I knew Mike Soper from 1985 – 1999 during the period that I was Principal of the Cotswold Community, a residential therapeutic community and school for seriously emotionally disturbed and anti-social boys. The school was situated on a 350 acre farm
and Mike was an unpaid consultant to the farm and a member of the managing committee. He had a very clear grasp of the therapeutic benefits of the farm and fought for its survival when under threat of losing land to gravel extraction.

Although his initial involvement was for his farming expertise he became increasingly interested in the therapeutic work with the boys and the importance of education for the future prospects of looked after children.

He was a great friend to the Cotswold Community and was unstinting in his support. He was an extremely approachable person with a warm sense of humour, a lovely man. I remained in touch with him and was amazed at the continuing sharpness of his mind.
In fact at the age of 93 he published his first novel, “The Heart Entrapped”.

John Whitwell

Mike Soper

Agriculturalist and energetic organiser of the Oxford Farming Conference who played many notable roles in farming in Britain Mike Soper was a leading figure in the farming community. He was perhaps best known as the organising secretary of the Oxford Farming Conference for 28 years, but his extraordinary energy and enthusiasm led his career into every aspect of agriculture: scientific, practical, educational and administrative.

Michael Henry Ray Soper was born in 1913 in Essex, the son of a barrister. He was educated at Tonbridge School and Pembroke College, Cambridge, where he read natural sciences for two years and then spent two years obtaining a diploma in agriculture. His first professional appointment was in 1936 as assistant lecturer in crop husbandry at the University of Reading. He took part in the first trials of pneumatic tyres, which would soon replace the iron wheels used on farm machinery at the time. After a brief spell with the Field Service of the Sudan Government, cut short by serious illness, he returned to wartime Britain in 1940 and joined the Surrey War Agricultural Executive Committee as assistant executive officer, later becoming its chief technical officer.

The county committees oversaw the maximisation of food production on existing farms and on requisitioned land. He always said that the practical experience he gained in these years was invaluable.

In October 1946 he took up a lectureship in the new Department of Agriculture at Oxford, where he remained until he retired in 1981. He was instrumental in buying and directing the university farm, where much important research was carried out, including the monoculture of one field where a barley crop was grown every year for 20 years with no deterioration in yields or soil fertility. The
department was reputed to be one of the most harmonious in the university, because in no small measure to his ability to mix with people of all backgrounds, and the respect with which he was held by undergraduates, many of whom became friends and colleagues. He was elected a Fellow of Christ Church in 1974.

In 1951 the pre-war conference on Mechanisation in Agriculture, which had been held in Oxford, was revived. Success was such that it grew into the Oxford Farming Conference, now an important annual event in the farming calendar. Soper was its honorary secretary from 1954 until 1981 and was the driving force behind the event’s development and success. For this work he was appointed OBE in 1961.

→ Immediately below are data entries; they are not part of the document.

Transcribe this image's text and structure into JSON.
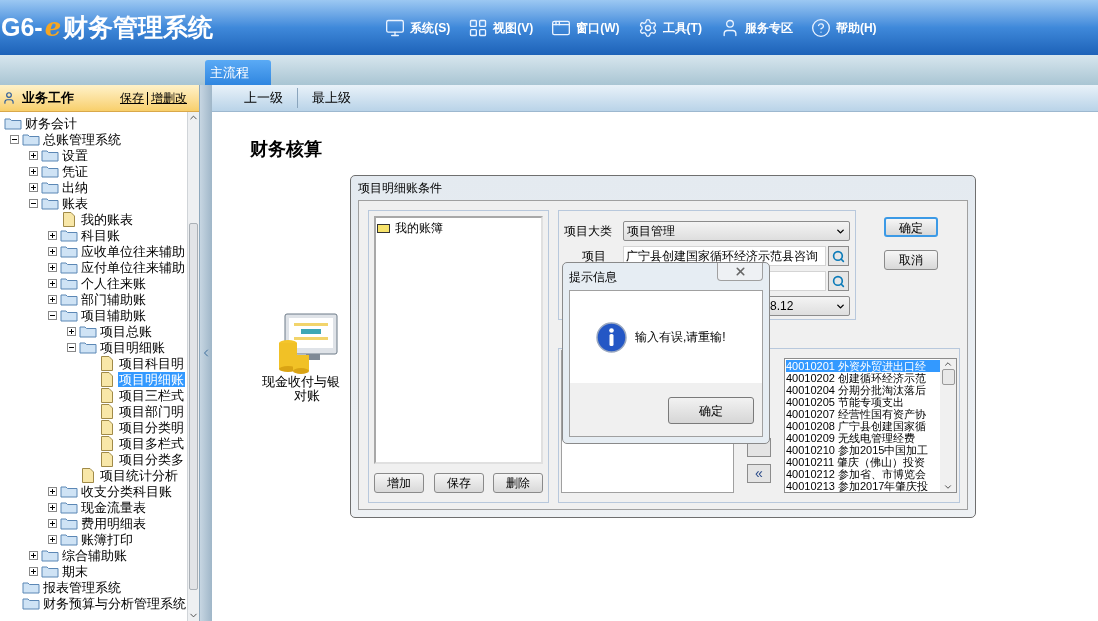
{
  "app": {
    "logo_prefix": "G6-",
    "logo_e": "e",
    "logo_title": "财务管理系统"
  },
  "menu": [
    {
      "kind": "monitor",
      "label": "系统(S)"
    },
    {
      "kind": "grid",
      "label": "视图(V)"
    },
    {
      "kind": "window",
      "label": "窗口(W)"
    },
    {
      "kind": "gear",
      "label": "工具(T)"
    },
    {
      "kind": "user",
      "label": "服务专区"
    },
    {
      "kind": "help",
      "label": "帮助(H)"
    }
  ],
  "tabs": [
    {
      "label": "主流程",
      "selected": true
    }
  ],
  "sidebar": {
    "title": "业务工作",
    "links": [
      "保存",
      "增删改"
    ],
    "tree": [
      {
        "label": "财务会计",
        "kind": "folder",
        "selected": false,
        "children": [
          {
            "label": "总账管理系统",
            "kind": "folder",
            "expanded": true,
            "selected": false,
            "children": [
              {
                "label": "设置",
                "kind": "folder",
                "expanded": false,
                "selected": false
              },
              {
                "label": "凭证",
                "kind": "folder",
                "expanded": false,
                "selected": false
              },
              {
                "label": "出纳",
                "kind": "folder",
                "expanded": false,
                "selected": false
              },
              {
                "label": "账表",
                "kind": "folder",
                "expanded": true,
                "selected": false,
                "children": [
                  {
                    "label": "我的账表",
                    "kind": "doc",
                    "selected": false
                  },
                  {
                    "label": "科目账",
                    "kind": "folder",
                    "expanded": false,
                    "selected": false
                  },
                  {
                    "label": "应收单位往来辅助",
                    "kind": "folder",
                    "expanded": false,
                    "selected": false
                  },
                  {
                    "label": "应付单位往来辅助",
                    "kind": "folder",
                    "expanded": false,
                    "selected": false
                  },
                  {
                    "label": "个人往来账",
                    "kind": "folder",
                    "expanded": false,
                    "selected": false
                  },
                  {
                    "label": "部门辅助账",
                    "kind": "folder",
                    "expanded": false,
                    "selected": false
                  },
                  {
                    "label": "项目辅助账",
                    "kind": "folder",
                    "expanded": true,
                    "selected": false,
                    "children": [
                      {
                        "label": "项目总账",
                        "kind": "folder",
                        "expanded": false,
                        "selected": false
                      },
                      {
                        "label": "项目明细账",
                        "kind": "folder",
                        "expanded": true,
                        "selected": false,
                        "children": [
                          {
                            "label": "项目科目明",
                            "kind": "doc",
                            "selected": false
                          },
                          {
                            "label": "项目明细账",
                            "kind": "doc",
                            "selected": true
                          },
                          {
                            "label": "项目三栏式",
                            "kind": "doc",
                            "selected": false
                          },
                          {
                            "label": "项目部门明",
                            "kind": "doc",
                            "selected": false
                          },
                          {
                            "label": "项目分类明",
                            "kind": "doc",
                            "selected": false
                          },
                          {
                            "label": "项目多栏式",
                            "kind": "doc",
                            "selected": false
                          },
                          {
                            "label": "项目分类多",
                            "kind": "doc",
                            "selected": false
                          }
                        ]
                      },
                      {
                        "label": "项目统计分析",
                        "kind": "doc",
                        "selected": false
                      }
                    ]
                  },
                  {
                    "label": "收支分类科目账",
                    "kind": "folder",
                    "expanded": false,
                    "selected": false
                  },
                  {
                    "label": "现金流量表",
                    "kind": "folder",
                    "expanded": false,
                    "selected": false
                  },
                  {
                    "label": "费用明细表",
                    "kind": "folder",
                    "expanded": false,
                    "selected": false
                  },
                  {
                    "label": "账簿打印",
                    "kind": "folder",
                    "expanded": false,
                    "selected": false
                  }
                ]
              },
              {
                "label": "综合辅助账",
                "kind": "folder",
                "expanded": false,
                "selected": false
              },
              {
                "label": "期末",
                "kind": "folder",
                "expanded": false,
                "selected": false
              }
            ]
          },
          {
            "label": "报表管理系统",
            "kind": "folder",
            "selected": false
          },
          {
            "label": "财务预算与分析管理系统",
            "kind": "folder",
            "selected": false
          }
        ]
      }
    ]
  },
  "toolbar": [
    "上一级",
    "最上级"
  ],
  "page_title": "财务核算",
  "flow_node": {
    "label_line_1": "现金收付与银",
    "label_line_2": "对账"
  },
  "condition_dialog": {
    "title": "项目明细账条件",
    "books": [
      {
        "label": "我的账簿",
        "selected": false
      }
    ],
    "book_buttons": [
      "增加",
      "保存",
      "删除"
    ],
    "category_label": "项目大类",
    "category_value": "项目管理",
    "project_label": "项目",
    "project_value": "广宁县创建国家循环经济示范县咨询",
    "period_value": "8.12",
    "buttons": [
      {
        "label": "确定",
        "focused": true
      },
      {
        "label": "取消",
        "focused": false
      }
    ],
    "move_button": "«",
    "projects": [
      {
        "code": "40010201",
        "name": "外资外贸进出口经",
        "selected": true
      },
      {
        "code": "40010202",
        "name": "创建循环经济示范",
        "selected": false
      },
      {
        "code": "40010204",
        "name": "分期分批淘汰落后",
        "selected": false
      },
      {
        "code": "40010205",
        "name": "节能专项支出",
        "selected": false
      },
      {
        "code": "40010207",
        "name": "经营性国有资产协",
        "selected": false
      },
      {
        "code": "40010208",
        "name": "广宁县创建国家循",
        "selected": false
      },
      {
        "code": "40010209",
        "name": "无线电管理经费",
        "selected": false
      },
      {
        "code": "40010210",
        "name": "参加2015中国加工",
        "selected": false
      },
      {
        "code": "40010211",
        "name": "肇庆（佛山）投资",
        "selected": false
      },
      {
        "code": "40010212",
        "name": "参加省、市博览会",
        "selected": false
      },
      {
        "code": "40010213",
        "name": "参加2017年肇庆投",
        "selected": false
      }
    ]
  },
  "message_box": {
    "title": "提示信息",
    "message": "输入有误,请重输!",
    "button": "确定"
  }
}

Among his many extramural activities, he was chief assessor for the National Certificate in Agriculture Examinations Board for 25 years and chairman of the City & Guilds agricultural committee in 1963 – 78, being awarded honorary fellowship of the City & Guilds of London Institute. He was chairman of the education committee of the Association of Agriculture 1969 – 84, becoming chairman of the association in 1984.

He took part in many BBC farming programmes, on radio and on early television.

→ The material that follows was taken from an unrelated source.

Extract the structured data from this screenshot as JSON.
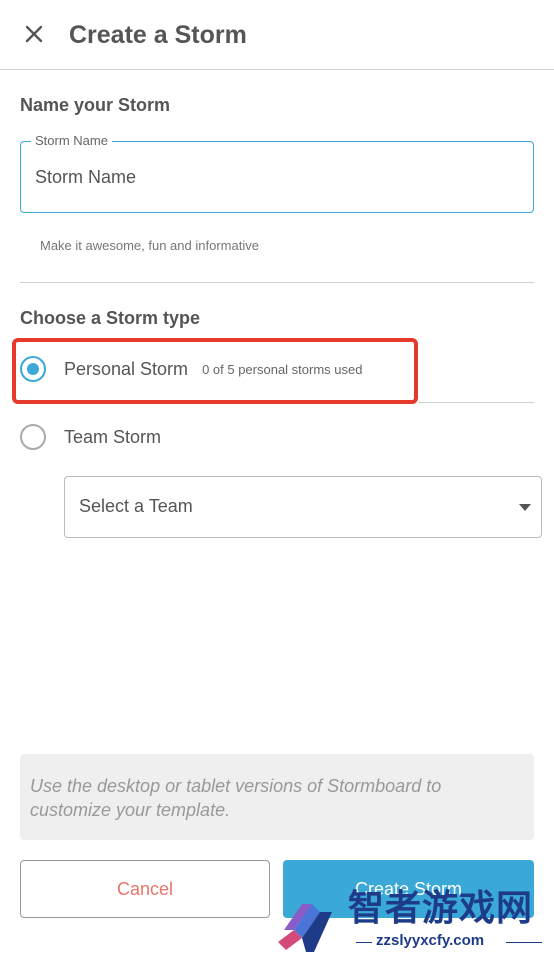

In retirement he remained extremely active. He was chairman of the Association of Agriculture Executive, 1984 – 90, and of the Oxfordshire Agricultural Trust, but his main occupation was as a Fellow, and member of the council for awards, of the Royal Agricultural Societies. He was honorary secretary of the English panel of the council until 2000. He was also active in the Royal Agricultural Society of England, among other things organising farm visits every summer which were well attended and enjoyed by the participants.

He was elected an honorary life Fellow of the society in 1998. In 1995 he published a book, “Years of Change” which reviewed his long and wide agricultural perspective.

His main recreation was golf, which he played to a single-figure handicap. He had a lifelong love for the St Enodoc Club, in Cornwall, of which he was captain for two years in the 1950s. He did not marry.

Mike Soper, OBE, agriculturalist, was born on September 30, 1913. He died on October 26, 2008, aged 95.